Da unterbrach ihre Wiedervereinigung die Stimme einer Dienerin, die die Ankunft des Kaisers ankündigte.
,,Sie sollen sich bereit machen und sich in den Thronsaal begeben, Hime-sama."
Michihide schluckte, doch um ihre Nervosität vor ihren Neffen zu verbergen, schickte sie diese fort. Sie musste noch an Energie sammeln, um nicht aufzufallen, wenn sie ihren älteren Geschwistern gegenüber steht. Ein Blick hinaus in den Schnee reichte, um ihr ein Lächeln aufs Gesicht zu zaubern. Na dann, dachte sie sich und erhob sich, sich selbst zunickend. Dann griff sie langsam nach den Rahmen der Schiebetüren und blickte hinaus in den Schnee.
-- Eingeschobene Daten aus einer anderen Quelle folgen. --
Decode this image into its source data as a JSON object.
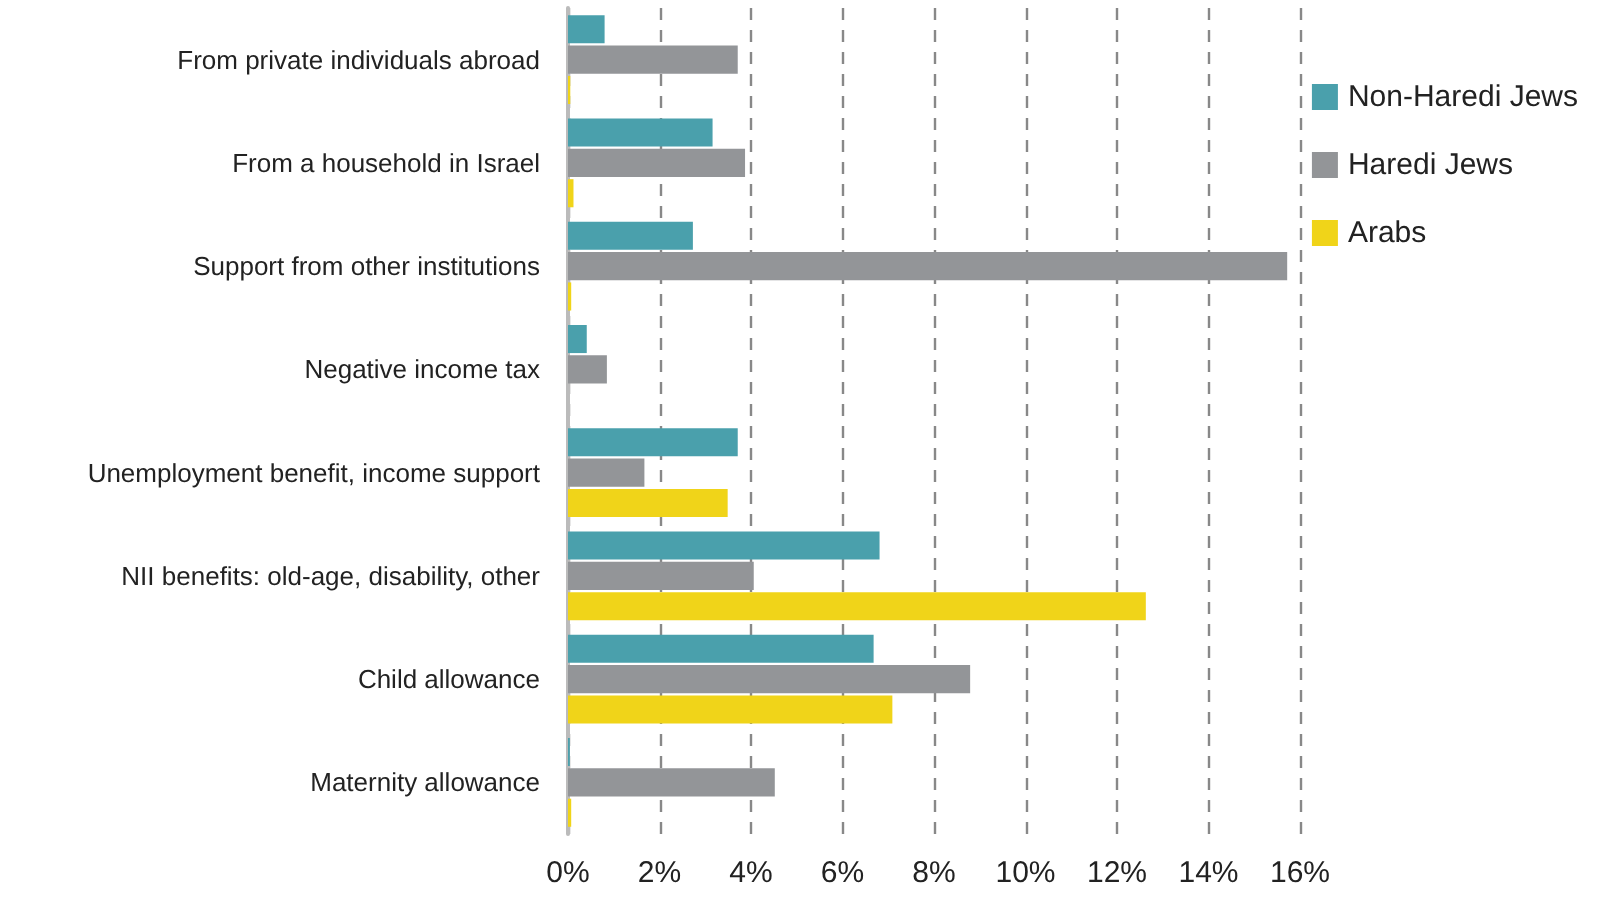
{
  "chart_data": {
    "type": "bar",
    "orientation": "horizontal",
    "categories": [
      "From private individuals abroad",
      "From a household in Israel",
      "Support from other institutions",
      "Negative income tax",
      "Unemployment benefit, income support",
      "NII benefits: old-age, disability, other",
      "Child allowance",
      "Maternity allowance"
    ],
    "series": [
      {
        "name": "Non-Haredi Jews",
        "color": "#4aa0ac",
        "values": [
          0.8,
          3.16,
          2.73,
          0.41,
          3.71,
          6.81,
          6.68,
          0.04
        ]
      },
      {
        "name": "Haredi Jews",
        "color": "#939598",
        "values": [
          3.71,
          3.87,
          15.72,
          0.85,
          1.67,
          4.06,
          8.79,
          4.52
        ]
      },
      {
        "name": "Arabs",
        "color": "#f0d419",
        "values": [
          0.05,
          0.12,
          0.07,
          0,
          3.49,
          12.63,
          7.09,
          0.07
        ]
      }
    ],
    "xlim": [
      0,
      16
    ],
    "xticks": [
      {
        "value": 0,
        "label": "0%"
      },
      {
        "value": 2,
        "label": "2%"
      },
      {
        "value": 4,
        "label": "4%"
      },
      {
        "value": 6,
        "label": "6%"
      },
      {
        "value": 8,
        "label": "8%"
      },
      {
        "value": 10,
        "label": "10%"
      },
      {
        "value": 12,
        "label": "12%"
      },
      {
        "value": 14,
        "label": "14%"
      },
      {
        "value": 16,
        "label": "16%"
      }
    ],
    "grid": "x",
    "legend": "right"
  }
}
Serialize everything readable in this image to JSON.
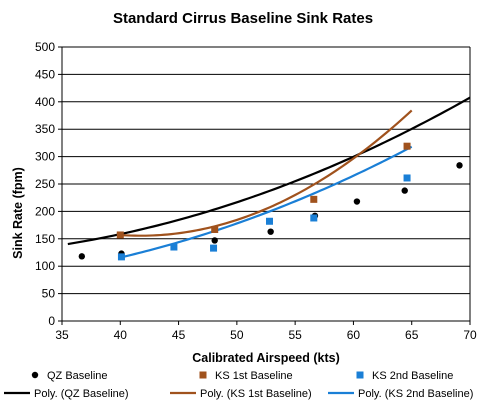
{
  "chart_data": {
    "type": "scatter",
    "title": "Standard Cirrus Baseline Sink Rates",
    "xlabel": "Calibrated Airspeed (kts)",
    "ylabel": "Sink Rate (fpm)",
    "xlim": [
      35,
      70
    ],
    "ylim": [
      0,
      500
    ],
    "xticks": [
      "35",
      "40",
      "45",
      "50",
      "55",
      "60",
      "65",
      "70"
    ],
    "yticks": [
      "0",
      "50",
      "100",
      "150",
      "200",
      "250",
      "300",
      "350",
      "400",
      "450",
      "500"
    ],
    "grid": "horizontal",
    "legend_position": "bottom",
    "series": [
      {
        "name": "QZ Baseline",
        "marker": "circle",
        "color": "#000000",
        "points": [
          [
            36.7,
            118
          ],
          [
            40.1,
            123
          ],
          [
            48.1,
            147
          ],
          [
            52.9,
            163
          ],
          [
            56.7,
            192
          ],
          [
            60.3,
            218
          ],
          [
            64.4,
            238
          ],
          [
            69.1,
            284
          ]
        ]
      },
      {
        "name": "KS 1st Baseline",
        "marker": "square",
        "color": "#a0521d",
        "points": [
          [
            40.0,
            157
          ],
          [
            48.1,
            167
          ],
          [
            56.6,
            222
          ],
          [
            64.6,
            319
          ]
        ]
      },
      {
        "name": "KS 2nd Baseline",
        "marker": "square",
        "color": "#1a7fd6",
        "points": [
          [
            40.1,
            117
          ],
          [
            44.6,
            135
          ],
          [
            48.0,
            133
          ],
          [
            52.8,
            182
          ],
          [
            56.6,
            188
          ],
          [
            64.6,
            261
          ]
        ]
      }
    ],
    "trendlines": [
      {
        "name": "Poly. (QZ Baseline)",
        "color": "#000000",
        "x_range": [
          35.5,
          70
        ],
        "coefficients": [
          0.1245,
          -5.39,
          174.9
        ]
      },
      {
        "name": "Poly. (KS 1st Baseline)",
        "color": "#a0521d",
        "x_range": [
          40,
          65
        ],
        "coefficients": [
          0.4227,
          -35.29,
          892.2
        ]
      },
      {
        "name": "Poly. (KS 2nd Baseline)",
        "color": "#1a7fd6",
        "x_range": [
          40,
          65
        ],
        "coefficients": [
          0.1246,
          -5.0,
          116.5
        ]
      }
    ]
  }
}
Sie atmete tief ein und aus, wodurch ihre nervösen Gesichtszüge allmählich verschwanden und es ihr gelang, ernster zu schauen. Mit neu gewonnener Kraft schloss sie die Schiebetüren und wandte sich den anderen Schiebetüren zu, die in den Gang des Palastes führten. Da schob ein Dienstmädchen diese auf, worauf sie hinaus trat. Chichi, ihre treue und lebenslängliche Dienerin, begleitete sie und mit ihr liefen zwei weitere Dienstmädchen. Sie hielt ihren Blick gesenkt und starrte auf ihre Füße beim Laufen und umklammerte ihre dünnen Finger unterm langen Ärmel. Ob ihre Geschwister noch sehr wütend sind, fragte sie sich. Mit der Bestrafung hatte sie sich bereits abgefunden, schließlich hatte sie einen Monat Zeit, darüber nachzudenken. Doch viel mehr würde es sie Quälen, die Enttäuschung ihrer Geschwister auf sich lasten zu haben. Vor allem, wenn es um ihren ältesten Bruder Katsuhito und ihrer zweit ältesten Schwester Tomonobu ging, die für sie von Geburt an immer da waren. Natürlich waren die anderen Geschwister ebenso für sie da, aber eben bei diesen Beiden war es eine andere Bindung, die sie zu ihnen hatte. Was sie aber auch als Schade empfand, war, dass sie keine genauso starke Bindung zu ihrer ältesten Schwester Mitsuha hatte. Sie war bereits Schwanger gewesen, als Michihide zur Welt kam und besuchte selten den Palast. Somit tat es ihr noch mehr weh, dass sie ihre älteste Schwester nicht besuchen konnte - doch was sollte sie denn schon machen? Es gehörte nun mal zu ihrer Bestrafung.